Endoscopic Treatment
Early gastric cancer can be treated with endoscopic mucosal resection (EMR) or endoscopic submucosal dissection (ESD). EMR is generally indicated for intramucosal gastric cancer without lymph node metastasis confirmed by endoscopic ultrasound, including non-ulcerative lesions less than 2 cm in diameter for type IIa lesions and less than 1 cm for type IIb or IIc lesions. ESD is indicated for intramucosal intestinal-type gastric cancer of any size without ulceration, intestinal-type gastric cancer with ulceration less than 3 cm in diameter, and intestinal-type submucosal gastric cancer less than 3 cm in diameter with an invasion depth of less than 500 μm. Resected cancerous tissue should undergo pathological examination. If cancer is found at the resection margin or if superficial cancer invades the submucosa, additional surgical treatment may be necessary.
Surgical Treatment
For early gastric cancer, partial gastrectomy may be performed. In advanced gastric cancer without distant metastasis, radical resection should be pursued whenever possible. For cases with distant metastasis or obstruction, palliative surgery may be performed to maintain gastrointestinal continuity. Surgical resection combined with regional lymph node dissection is currently the main treatment for advanced gastric cancer.
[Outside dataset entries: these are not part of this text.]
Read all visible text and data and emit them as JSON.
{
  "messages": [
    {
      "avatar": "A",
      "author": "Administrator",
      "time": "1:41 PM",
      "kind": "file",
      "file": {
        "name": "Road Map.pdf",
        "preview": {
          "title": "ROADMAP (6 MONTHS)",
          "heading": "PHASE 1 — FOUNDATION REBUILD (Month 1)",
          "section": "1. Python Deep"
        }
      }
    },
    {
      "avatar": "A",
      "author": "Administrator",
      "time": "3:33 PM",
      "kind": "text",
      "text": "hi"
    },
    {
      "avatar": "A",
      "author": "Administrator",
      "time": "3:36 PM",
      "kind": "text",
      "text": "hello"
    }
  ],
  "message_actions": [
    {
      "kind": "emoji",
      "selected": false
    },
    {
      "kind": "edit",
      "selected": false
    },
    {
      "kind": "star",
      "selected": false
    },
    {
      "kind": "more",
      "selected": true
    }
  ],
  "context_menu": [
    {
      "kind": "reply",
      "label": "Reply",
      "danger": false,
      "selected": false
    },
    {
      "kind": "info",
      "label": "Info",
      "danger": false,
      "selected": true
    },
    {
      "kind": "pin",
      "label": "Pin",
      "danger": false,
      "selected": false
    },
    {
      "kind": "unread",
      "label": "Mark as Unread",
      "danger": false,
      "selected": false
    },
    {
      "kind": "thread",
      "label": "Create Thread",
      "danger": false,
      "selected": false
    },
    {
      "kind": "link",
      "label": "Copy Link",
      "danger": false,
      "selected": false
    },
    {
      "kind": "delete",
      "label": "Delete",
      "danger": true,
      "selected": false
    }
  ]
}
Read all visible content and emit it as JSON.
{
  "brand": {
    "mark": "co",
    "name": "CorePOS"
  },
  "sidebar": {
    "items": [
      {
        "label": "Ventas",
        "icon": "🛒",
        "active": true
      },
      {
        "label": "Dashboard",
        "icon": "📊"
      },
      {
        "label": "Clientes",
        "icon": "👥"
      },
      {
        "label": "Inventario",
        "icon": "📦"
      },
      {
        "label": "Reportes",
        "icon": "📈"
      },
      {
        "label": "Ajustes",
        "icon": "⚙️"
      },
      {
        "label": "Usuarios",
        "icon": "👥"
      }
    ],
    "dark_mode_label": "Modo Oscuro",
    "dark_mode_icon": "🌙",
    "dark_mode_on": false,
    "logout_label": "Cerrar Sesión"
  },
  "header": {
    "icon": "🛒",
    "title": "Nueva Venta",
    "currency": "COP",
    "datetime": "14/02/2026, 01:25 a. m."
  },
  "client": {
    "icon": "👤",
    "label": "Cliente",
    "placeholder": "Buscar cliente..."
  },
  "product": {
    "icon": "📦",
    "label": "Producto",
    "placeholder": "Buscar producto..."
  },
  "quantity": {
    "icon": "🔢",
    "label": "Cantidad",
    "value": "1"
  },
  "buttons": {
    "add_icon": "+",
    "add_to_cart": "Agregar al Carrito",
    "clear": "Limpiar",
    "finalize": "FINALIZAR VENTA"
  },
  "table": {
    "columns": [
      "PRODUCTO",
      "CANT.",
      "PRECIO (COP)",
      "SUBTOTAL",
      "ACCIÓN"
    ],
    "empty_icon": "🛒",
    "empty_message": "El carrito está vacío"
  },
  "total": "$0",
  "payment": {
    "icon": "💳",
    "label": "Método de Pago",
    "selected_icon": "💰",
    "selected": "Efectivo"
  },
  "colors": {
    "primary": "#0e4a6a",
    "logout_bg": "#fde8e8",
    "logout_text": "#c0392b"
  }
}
The extent of gastrectomy includes proximal gastrectomy, distal gastrectomy, and total gastrectomy, with digestive tract continuity restored using Billroth I, Billroth II, or Roux-en-Y gastric bypass reconstruction. For patients who cannot be cured surgically, particularly those with obstruction, partial tumor resection may relieve symptoms in approximately 50% of cases.
Chemotherapy
Adjuvant chemotherapy is generally not required for early gastric cancer without metastasis. Neoadjuvant chemotherapy before surgery can shrink tumors, increasing the chances of radical resection and cure. Postoperative adjuvant chemotherapy includes intravenous chemotherapy, intraperitoneal chemotherapy, continuous hyperthermic intraperitoneal perfusion, and lymphatic-targeted chemotherapy. Monotherapy is suitable for early-stage patients requiring chemotherapy or for those unable to tolerate combination therapy. Commonly used drugs include 5-fluorouracil (5-FU), tegafur (FT-207), mitomycin C (MMC), doxorubicin (ADM), cisplatin (DDP) or carboplatin, nitrosoureas (CCNU, MeCCNU), and etoposide (VP-16). Combination chemotherapy often involves 2–3 drugs to minimize toxic side effects. Chemotherapy failure is often associated with cancer cell resistance to chemotherapeutic agents or multidrug resistance.
Other Treatments
In addition to radiotherapy and anti-angiogenic targeted therapy, immunotherapy has emerged as a novel treatment option in clinical practice. Immune checkpoint inhibitors achieve tumor cell destruction by modulating T-cell activity within the tumor microenvironment. These inhibitors include cytotoxic T lymphocyte-associated antigen-4 (CTLA-4) inhibitors, programmed cell death protein-1 (PD-1) inhibitors, and programmed cell death-ligand 1 (PD-L1) inhibitors, all of which have shown some efficacy in the treatment of gastric cancer.
Prognosis
The prognosis of gastric cancer is directly related to the stage at diagnosis. To date, because most gastric cancers are diagnosed at intermediate or advanced stages, the 5-year survival rate ranges from approximately 7% to 34%.
Prevention
Eradication of Helicobacter pylori (Hp) in individuals with high-risk factors for gastric cancer may help prevent its development.
High-risk populations should undergo regular follow-up using endoscopy and serum pepsinogen I/II measurements.
Aspirin, COX-2 inhibitors, statins, antioxidants (including multivitamins and the trace element selenium), and green tea may have some preventive effects.
Adopting healthy lifestyle habits and actively treating precancerous conditions may reduce the risk of gastric cancer.